Теченье реки времен переменилось. Собственное прошлое кажется мне сном. Рассказывать бесполезно. О, одиночество перед собственными близкими! Мы уйдем, и никто не будет знать, какими были мы в самом деле.
А разговор, уязвивший ее сердце тревогой за сына, слишком чуткого и потому слишком уязвимого, случился на бале — за три недели до войны.
Что ж ей все вспоминается сегодни война? Будет грустить ни о чем, тайны не растворяются во времени, но лежат в нем до поры. Разве Соломония Роскофа не подает все наследственные признаки склонности к дактиломантии? И хорошо, что она, бабка Соломонии, еще жива — маленькой Нелли Сабуровой способность досталась раньше, чем было ей на пользу.

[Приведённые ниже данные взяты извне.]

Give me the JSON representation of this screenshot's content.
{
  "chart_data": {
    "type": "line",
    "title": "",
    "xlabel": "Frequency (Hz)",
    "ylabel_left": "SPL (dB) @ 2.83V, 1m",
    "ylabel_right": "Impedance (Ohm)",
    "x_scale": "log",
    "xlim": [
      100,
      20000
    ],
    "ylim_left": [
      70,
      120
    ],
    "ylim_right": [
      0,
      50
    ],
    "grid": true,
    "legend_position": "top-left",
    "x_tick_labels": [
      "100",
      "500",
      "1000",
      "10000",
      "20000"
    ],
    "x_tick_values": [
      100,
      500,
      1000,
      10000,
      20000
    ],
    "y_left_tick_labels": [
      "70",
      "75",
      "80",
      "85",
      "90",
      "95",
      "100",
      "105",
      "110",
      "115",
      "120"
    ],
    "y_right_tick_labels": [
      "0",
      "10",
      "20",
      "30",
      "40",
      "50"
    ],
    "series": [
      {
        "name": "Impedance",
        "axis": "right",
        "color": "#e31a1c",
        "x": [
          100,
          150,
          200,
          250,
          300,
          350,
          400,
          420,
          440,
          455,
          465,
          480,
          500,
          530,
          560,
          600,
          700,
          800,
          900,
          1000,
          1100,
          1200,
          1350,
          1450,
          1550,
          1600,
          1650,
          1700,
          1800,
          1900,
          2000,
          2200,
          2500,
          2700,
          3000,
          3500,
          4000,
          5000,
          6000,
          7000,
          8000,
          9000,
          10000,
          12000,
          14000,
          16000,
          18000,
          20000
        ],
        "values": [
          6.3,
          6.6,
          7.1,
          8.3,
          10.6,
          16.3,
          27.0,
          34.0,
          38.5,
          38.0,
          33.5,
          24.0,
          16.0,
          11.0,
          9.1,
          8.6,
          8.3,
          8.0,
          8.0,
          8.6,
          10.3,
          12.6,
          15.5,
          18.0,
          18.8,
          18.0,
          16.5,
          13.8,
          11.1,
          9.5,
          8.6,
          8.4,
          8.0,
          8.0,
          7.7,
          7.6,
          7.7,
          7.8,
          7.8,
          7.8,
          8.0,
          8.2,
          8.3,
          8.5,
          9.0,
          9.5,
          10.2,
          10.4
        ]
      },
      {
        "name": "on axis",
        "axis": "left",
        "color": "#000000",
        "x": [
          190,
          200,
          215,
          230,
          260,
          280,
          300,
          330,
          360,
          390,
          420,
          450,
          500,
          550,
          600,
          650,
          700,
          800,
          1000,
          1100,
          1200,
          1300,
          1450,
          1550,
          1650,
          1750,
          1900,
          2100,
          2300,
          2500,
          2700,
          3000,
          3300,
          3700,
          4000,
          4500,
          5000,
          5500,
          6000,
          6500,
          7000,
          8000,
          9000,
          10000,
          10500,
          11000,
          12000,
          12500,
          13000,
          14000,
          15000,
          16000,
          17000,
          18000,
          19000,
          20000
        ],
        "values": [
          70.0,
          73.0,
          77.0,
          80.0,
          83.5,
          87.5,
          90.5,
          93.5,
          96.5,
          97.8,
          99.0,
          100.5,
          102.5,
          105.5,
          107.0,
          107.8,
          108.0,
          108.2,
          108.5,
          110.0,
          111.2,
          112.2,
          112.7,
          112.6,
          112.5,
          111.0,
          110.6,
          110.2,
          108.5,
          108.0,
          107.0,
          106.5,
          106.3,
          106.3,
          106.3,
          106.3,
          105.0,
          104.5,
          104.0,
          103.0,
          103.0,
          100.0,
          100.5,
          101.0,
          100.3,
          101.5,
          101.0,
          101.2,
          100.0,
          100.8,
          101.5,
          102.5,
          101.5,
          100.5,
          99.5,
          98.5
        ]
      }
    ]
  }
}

Скорей бы уж дождаться… Полно, тревоги ее зряшны. Можете, брат и сын, мудрить сколько вам угодно, а у нее, игуменьи древнего монастыря, тоже есть право действовать. И покуда Государь не воротился благополучен в столицу, со своей семьею она распорядится по своему… В давние времена по всему северному французскому краю строились особые храмы — «церкви укрепленные». Не шибко красивые, но зато все село могло переждать в их стенах вражий набег. В некоторых делалась даже специальная каморка для местных жидов. До таких крайностей мы еще не дошли, да и жидов поблизости нету, однако же стены монастырские ничем тем церковкам-крепостям не уступят.
— Матушка, матушка, едут! Карета в воротах!
— Одна карета? — Мать Евдоксия уж оглядывалась в поисках своей шали. — Что еще за новости, или отстали в пути? Сказано же было, держаться всем вместе!
Но шаль еще не была наброшена, когда надобность в ней отпала. Грохот мальчишеских шагов уж достиг передней.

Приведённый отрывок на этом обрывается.